As it did last month in downtown L.A. where the desperately homeless waltz with the oblivious gentry and the deliberately hip; rain coming down in buckets as I waited at the corner of Spring and 5th streets for the Last Bookstore to open for the day.
The used-book store operates on the first and second floors of an Art Deco landmark built as a bank in 1914, the year Joyce published Dubliners. The vault is still there, holding crime and mystery titles, and 22,000 square feet of floor space also holds several attics’ worth of vinyl LPs.
A doorman allowed me to sit in the vestibule while waiting for the doors to open, my bench near a side entrance where people bring suitcases stuffed with books to sell. It reminded me of the good folks who bring me trunk loads of junk and treasure, knowing I distribute books to prisons, hospitals, and nursing homes. But instead of gratitude for finding a good home for collections that had become clutter (usually after the death of a parent), all the L.A. folks wanted was money.
Once inside, I made for the fiction shelves that owner Josh Spencer has divided into two categories: literature and fiction. The distance between those poles is not measured by the unmeasurable (i.e., what is literature and what is no more than a made-up, possibly entertaining yarn).
All an author has to do to cross the divide is die!
Yep, kick the bucket — as the Persian poet Farhad Ebrahimi did last week — and you leap from the pedestrian to the Big L.
In the story, protagonist Danny Deck has just published his first novel. His friend, the ping-pong-playing writer Wu (whose manuscript “was a kind of literary Great Wall. It filled all the shelves of [his] pantry”) congratulates Deck.
Says the unpublished, sincere Wu: “Welcome to literature.”
I was immediately warmed by the line, a big moment for me when I first read it several decades ago; moved enough to copy it in a notebook — WELCOME TO LITERATURE! — and drive to Archer City, Texas, over the summer of 2000 to ask McMurtry about it.
The Pulitzer, Guggenheim, and Oscar winner did not remember that I’d written him asking for a few moments of his time, to which he’d cordially agreed. And, begrimed with book dust and sweat from working his bookstore’s stacks in the Lone Star heat, he simply shrugged when I quoted the great line from Wu.
Larry did liven up a bit when I asked which shade of green glowed brighter: Sexual envy or literary envy.
Without pause, he said, “Literary, by far.”

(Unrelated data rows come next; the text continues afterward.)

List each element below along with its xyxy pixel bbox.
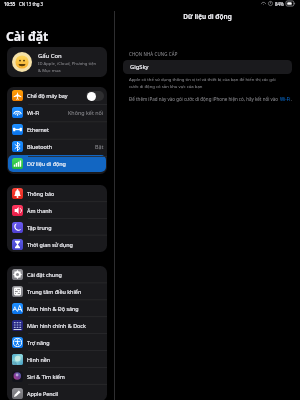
button[interactable]: Cài đặt chung (8, 266, 106, 283)
staticText: Apple Pencil (27, 390, 58, 397)
staticText: Màn hình chính & Dock (27, 322, 86, 329)
staticText: Siri & Tìm kiếm (27, 373, 65, 380)
staticText: Dữ liệu di động (27, 160, 66, 167)
staticText: Wi-Fi (280, 96, 291, 102)
button[interactable]: Wi-Fi (8, 104, 106, 121)
button[interactable]: Dữ liệu di động (8, 155, 106, 172)
staticText: Dữ liệu di động (115, 12, 300, 21)
staticText: Cài đặt chung (27, 271, 62, 278)
staticText: Màn hình & Độ sáng (27, 305, 79, 312)
staticText: 84% (275, 1, 284, 7)
staticText: GigSky (130, 63, 149, 71)
button[interactable]: Airplane mode toggle (86, 91, 104, 101)
button[interactable]: Màn hình chính & Dock (8, 317, 106, 334)
button[interactable]: Ethernet (8, 121, 106, 138)
staticText: Thời gian sử dụng (27, 241, 73, 248)
staticText: Ethernet (27, 126, 49, 133)
staticText: Gấu Con (38, 52, 62, 60)
staticText: Thông báo (27, 190, 55, 197)
button[interactable]: Màn hình & Độ sáng (8, 300, 106, 317)
staticText: . (291, 96, 293, 102)
button[interactable]: Siri & Tìm kiếm (8, 368, 106, 385)
staticText: CN 13 thg 3 (19, 1, 44, 7)
button[interactable]: GigSky (123, 60, 292, 74)
staticText: 10:55 (4, 1, 16, 7)
staticText: Tập trung (27, 224, 52, 231)
button[interactable]: Trợ năng (8, 334, 106, 351)
staticText: Không kết nối (68, 109, 104, 116)
staticText: Trợ năng (27, 339, 50, 346)
button[interactable]: Trung tâm điều khiển (8, 283, 106, 300)
button[interactable]: Thời gian sử dụng (8, 236, 106, 252)
staticText: CHỌN NHÀ CUNG CẤP (129, 51, 178, 57)
staticText: Bluetooth (27, 143, 53, 150)
staticText: Hình nền (27, 356, 51, 363)
button[interactable]: Âm thanh (8, 202, 106, 219)
staticText: Cài đặt (6, 28, 49, 45)
staticText: Chế độ máy bay (27, 92, 68, 99)
button[interactable]: Bluetooth (8, 138, 106, 155)
button[interactable]: Gấu Con (7, 47, 107, 77)
button[interactable]: Chế độ máy bay (8, 87, 106, 104)
staticText: Trung tâm điều khiển (27, 288, 82, 295)
staticText: Wi-Fi (27, 109, 40, 116)
staticText: Apple có thể sử dụng thông tin vị trí và… (129, 76, 276, 89)
button[interactable]: Hình nền (8, 351, 106, 368)
staticText: ID Apple, iCloud, Phương tiện & Mục mua (38, 61, 97, 73)
button[interactable]: Tập trung (8, 219, 106, 236)
staticText: Âm thanh (27, 207, 52, 214)
button[interactable]: Thông báo (8, 185, 106, 202)
staticText: Để thêm iPad này vào gói cước di động iP… (129, 96, 280, 102)
staticText: Bật (95, 143, 104, 150)
button[interactable]: Apple Pencil (8, 385, 106, 400)
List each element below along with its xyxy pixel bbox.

My McMurtry phase had long passed before my most recent visit to L.A. (where an out-of-print and soon-to-die Fitzgerald once went looking for his own books in old shops), and I walked out of the rain into the feast in search of the Argentinean novelist Ricardo Piglia (1940-2017).
Said the New Yorker in 2017, a year before Restless Books of Brooklyn, NY, released the first English translations of Piglia’s diaries: “He often wrote about displaced loners, failed geniuses, persuasive paranoiacs, and conspirators — many of them...washed ashore by the forces of history and surrounded by intense, loyal admirers.”
Piglia has come to be seen as a possible (and likely) influence on the better-known South American writer Roberto Bolaño (1953-2003), whose tales of young rebels as besotted by poetry as kids in New York and London were of punk in the late ’70s have posthumously charmed the literary world.
Alas, no Piglia. A helpful employee (of which the bookstore has about 50, most of them reading when they are not shelving or assisting a customer) had not heard of Piglia, identifying himself as “a Cortazar man.”
But, continuing to graze the cemetery shelves, I happened upon a hero of Piglia’s just a few authors ahead of him: Cesare Pavese.
And so it is the suicide Pavese (literary prizes not enough to overcome his romantic disappointments) that I am now reading, both his masterpiece — The Moon and the Bonfires — and his own diary, The Burning Brand. Both of which I learned about by reading Piglia, who mentions the diaries often in his own journals.
Which is why, as someone with an awful sense of direction, I read books the way other people consult maps.
I come in from the rain looking for one thing. And find another.